Why do signed overflows so often do what programmers expect?
Pascal Cuoq - 29th Mar 2012Semi-serious musings
During the Frama-C random testing experiment described at length on this blog and this page we found a few bugs in Csmith too. John Regehr one of the Csmith developers and not entirely coincidentally a co-author of the article linked in the previous post is also a co-author in the NFM12 article where the random testing of Frama-C is described. Some time ago while in the context of the latter article discussing the fact that Csmith had been used intensively finding 400+ bugs in compilers without the bugs that Frama-C uncovered being an annoyance or even noticed he said:
It would also maybe be useful to remark that the Csmith bugs had not been detected because compilers are pretty weak at exploiting undefined behaviors (though they do this sometimes).
I do not agree about the choice of the adjective “weak”. I find compilers are pretty good at what they are supposed to do which is apparently to ignore undefined behaviors in the program and generate the shortest and/or fastest sequences of instructions that compute the correct result for all defined executions. Sometimes an opportunity arises to exploit the fact that some inputs cause undefined behavior to shorten/fasten the sequence of instructions. But in the general case with industry-standard instruction sets there just isn't any such opportunity. The shortest fastest sequence that works for all defined inputs is the sequence that happens to give 2's complement semantics to signed overflows. I think that this is a fundamental fact of current instruction sets and considering the rate at which these change I do not expect programmers misunderstandings about signed overflows to change in the near or far future. Even with much progress in compilation techniques signed overflow will continue to give 2's complement results most of the times and programmers will continue to be surprised when it doesn't.

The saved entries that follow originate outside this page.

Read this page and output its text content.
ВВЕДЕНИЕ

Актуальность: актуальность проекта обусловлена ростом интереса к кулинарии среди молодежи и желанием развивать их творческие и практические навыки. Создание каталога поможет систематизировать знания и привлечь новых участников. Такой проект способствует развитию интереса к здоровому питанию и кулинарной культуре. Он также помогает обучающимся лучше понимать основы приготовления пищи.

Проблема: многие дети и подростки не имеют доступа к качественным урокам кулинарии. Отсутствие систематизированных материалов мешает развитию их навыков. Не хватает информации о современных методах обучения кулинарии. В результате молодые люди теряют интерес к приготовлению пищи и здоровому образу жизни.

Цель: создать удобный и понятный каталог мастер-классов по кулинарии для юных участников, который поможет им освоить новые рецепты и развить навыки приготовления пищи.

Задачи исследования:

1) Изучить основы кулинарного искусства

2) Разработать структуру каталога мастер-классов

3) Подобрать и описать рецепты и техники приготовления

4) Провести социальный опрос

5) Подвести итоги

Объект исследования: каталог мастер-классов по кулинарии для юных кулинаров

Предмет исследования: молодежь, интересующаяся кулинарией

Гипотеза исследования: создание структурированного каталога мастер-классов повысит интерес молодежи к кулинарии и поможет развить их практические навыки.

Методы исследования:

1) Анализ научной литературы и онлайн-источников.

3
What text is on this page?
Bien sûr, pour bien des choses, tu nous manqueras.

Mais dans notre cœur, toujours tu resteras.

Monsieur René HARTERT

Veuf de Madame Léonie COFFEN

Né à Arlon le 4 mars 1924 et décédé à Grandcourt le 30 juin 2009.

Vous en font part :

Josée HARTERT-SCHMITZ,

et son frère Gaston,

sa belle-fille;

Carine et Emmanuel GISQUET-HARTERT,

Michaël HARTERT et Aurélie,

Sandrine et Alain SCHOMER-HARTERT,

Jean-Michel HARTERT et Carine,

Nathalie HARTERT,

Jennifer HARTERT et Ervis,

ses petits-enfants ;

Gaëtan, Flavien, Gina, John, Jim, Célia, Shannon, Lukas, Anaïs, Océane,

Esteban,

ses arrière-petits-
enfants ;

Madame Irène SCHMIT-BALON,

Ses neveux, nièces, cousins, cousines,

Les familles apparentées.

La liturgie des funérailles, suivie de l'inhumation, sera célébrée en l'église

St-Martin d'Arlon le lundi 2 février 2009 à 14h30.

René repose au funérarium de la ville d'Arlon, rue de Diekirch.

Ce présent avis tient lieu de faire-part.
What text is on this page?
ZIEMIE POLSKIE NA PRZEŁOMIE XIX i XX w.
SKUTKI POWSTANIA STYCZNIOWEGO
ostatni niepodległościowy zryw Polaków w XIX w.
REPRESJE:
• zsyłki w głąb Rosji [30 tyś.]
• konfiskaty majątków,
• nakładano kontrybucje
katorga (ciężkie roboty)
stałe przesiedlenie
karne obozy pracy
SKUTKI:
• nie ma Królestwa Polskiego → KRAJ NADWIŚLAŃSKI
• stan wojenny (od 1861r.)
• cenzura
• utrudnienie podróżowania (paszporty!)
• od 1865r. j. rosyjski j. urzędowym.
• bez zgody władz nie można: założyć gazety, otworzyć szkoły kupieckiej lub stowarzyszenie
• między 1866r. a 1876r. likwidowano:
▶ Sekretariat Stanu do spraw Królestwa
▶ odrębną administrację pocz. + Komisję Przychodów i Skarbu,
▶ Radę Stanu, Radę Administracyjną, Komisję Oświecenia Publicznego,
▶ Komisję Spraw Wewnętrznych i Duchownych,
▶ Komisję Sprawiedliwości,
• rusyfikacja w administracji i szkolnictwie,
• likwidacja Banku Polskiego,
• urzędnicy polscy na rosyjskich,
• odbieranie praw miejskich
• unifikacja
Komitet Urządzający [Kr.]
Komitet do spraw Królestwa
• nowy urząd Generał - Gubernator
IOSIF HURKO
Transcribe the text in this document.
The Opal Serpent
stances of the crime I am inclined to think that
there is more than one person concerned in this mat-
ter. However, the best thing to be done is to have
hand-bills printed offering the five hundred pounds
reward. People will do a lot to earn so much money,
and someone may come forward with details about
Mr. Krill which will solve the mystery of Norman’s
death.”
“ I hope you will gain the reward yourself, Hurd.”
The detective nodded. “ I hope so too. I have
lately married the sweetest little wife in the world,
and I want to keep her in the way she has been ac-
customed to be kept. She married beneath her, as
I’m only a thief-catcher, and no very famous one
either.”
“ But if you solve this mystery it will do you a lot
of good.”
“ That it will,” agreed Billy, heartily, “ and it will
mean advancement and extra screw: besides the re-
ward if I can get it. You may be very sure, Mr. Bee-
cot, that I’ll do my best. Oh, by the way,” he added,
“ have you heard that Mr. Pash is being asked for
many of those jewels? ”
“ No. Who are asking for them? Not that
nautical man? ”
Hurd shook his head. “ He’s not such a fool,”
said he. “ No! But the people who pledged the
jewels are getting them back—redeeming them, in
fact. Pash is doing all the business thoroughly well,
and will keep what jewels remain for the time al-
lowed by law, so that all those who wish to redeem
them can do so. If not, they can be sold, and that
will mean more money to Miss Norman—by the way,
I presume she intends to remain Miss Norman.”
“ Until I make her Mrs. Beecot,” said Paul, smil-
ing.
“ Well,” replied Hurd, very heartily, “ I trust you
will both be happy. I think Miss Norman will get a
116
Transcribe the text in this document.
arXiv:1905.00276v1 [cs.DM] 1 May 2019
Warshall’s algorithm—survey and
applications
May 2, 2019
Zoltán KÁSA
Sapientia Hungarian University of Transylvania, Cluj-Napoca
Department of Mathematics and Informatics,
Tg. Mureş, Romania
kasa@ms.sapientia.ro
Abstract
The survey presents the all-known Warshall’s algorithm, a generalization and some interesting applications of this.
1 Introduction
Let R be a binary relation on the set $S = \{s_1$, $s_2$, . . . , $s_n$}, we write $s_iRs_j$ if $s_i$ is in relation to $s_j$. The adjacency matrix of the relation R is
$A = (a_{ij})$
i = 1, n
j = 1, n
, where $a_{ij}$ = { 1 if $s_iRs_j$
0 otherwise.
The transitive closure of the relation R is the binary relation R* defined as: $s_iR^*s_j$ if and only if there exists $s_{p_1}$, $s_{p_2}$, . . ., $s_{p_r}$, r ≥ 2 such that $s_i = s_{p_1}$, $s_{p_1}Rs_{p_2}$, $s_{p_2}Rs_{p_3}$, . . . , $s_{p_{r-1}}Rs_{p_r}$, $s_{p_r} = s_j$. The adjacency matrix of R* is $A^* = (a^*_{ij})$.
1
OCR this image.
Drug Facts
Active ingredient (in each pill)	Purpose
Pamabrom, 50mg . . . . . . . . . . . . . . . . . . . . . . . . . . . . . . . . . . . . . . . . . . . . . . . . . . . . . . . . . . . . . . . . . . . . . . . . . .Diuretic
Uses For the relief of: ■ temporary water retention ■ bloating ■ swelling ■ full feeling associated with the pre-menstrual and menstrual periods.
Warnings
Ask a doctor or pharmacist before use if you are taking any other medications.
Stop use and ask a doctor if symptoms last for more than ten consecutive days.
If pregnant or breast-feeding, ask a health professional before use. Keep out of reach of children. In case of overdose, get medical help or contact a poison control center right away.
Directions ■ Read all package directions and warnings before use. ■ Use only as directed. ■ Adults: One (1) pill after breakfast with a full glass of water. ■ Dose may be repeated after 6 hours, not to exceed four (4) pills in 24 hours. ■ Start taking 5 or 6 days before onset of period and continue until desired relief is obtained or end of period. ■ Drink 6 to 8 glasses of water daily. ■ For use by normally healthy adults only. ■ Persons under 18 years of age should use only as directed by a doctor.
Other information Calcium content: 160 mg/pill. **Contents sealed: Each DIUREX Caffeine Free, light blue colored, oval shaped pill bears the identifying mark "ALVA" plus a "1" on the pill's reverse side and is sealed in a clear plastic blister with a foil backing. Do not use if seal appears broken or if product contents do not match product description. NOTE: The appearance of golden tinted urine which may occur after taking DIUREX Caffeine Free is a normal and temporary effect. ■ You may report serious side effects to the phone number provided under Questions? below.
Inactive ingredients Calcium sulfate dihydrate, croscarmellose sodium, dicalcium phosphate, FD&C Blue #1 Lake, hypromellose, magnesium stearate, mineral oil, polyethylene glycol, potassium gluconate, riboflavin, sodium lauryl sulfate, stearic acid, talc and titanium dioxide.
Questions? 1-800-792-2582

And now for some more Regehr links
This blog post shows how good compilers already are.
I put forward a weak version of the argument presented here on the Frama-C mailing list a long time ago and John answered with an example C program where the compiler can take advantage of the undefinedness of signed overflows to generate code that does not give 2's complement results.
John also discussed undefined behaviors on his blog which prompted Chris Lattner to write a 3-post series [removed dead link] with more of the compiler implementer's point of view and revealing examples.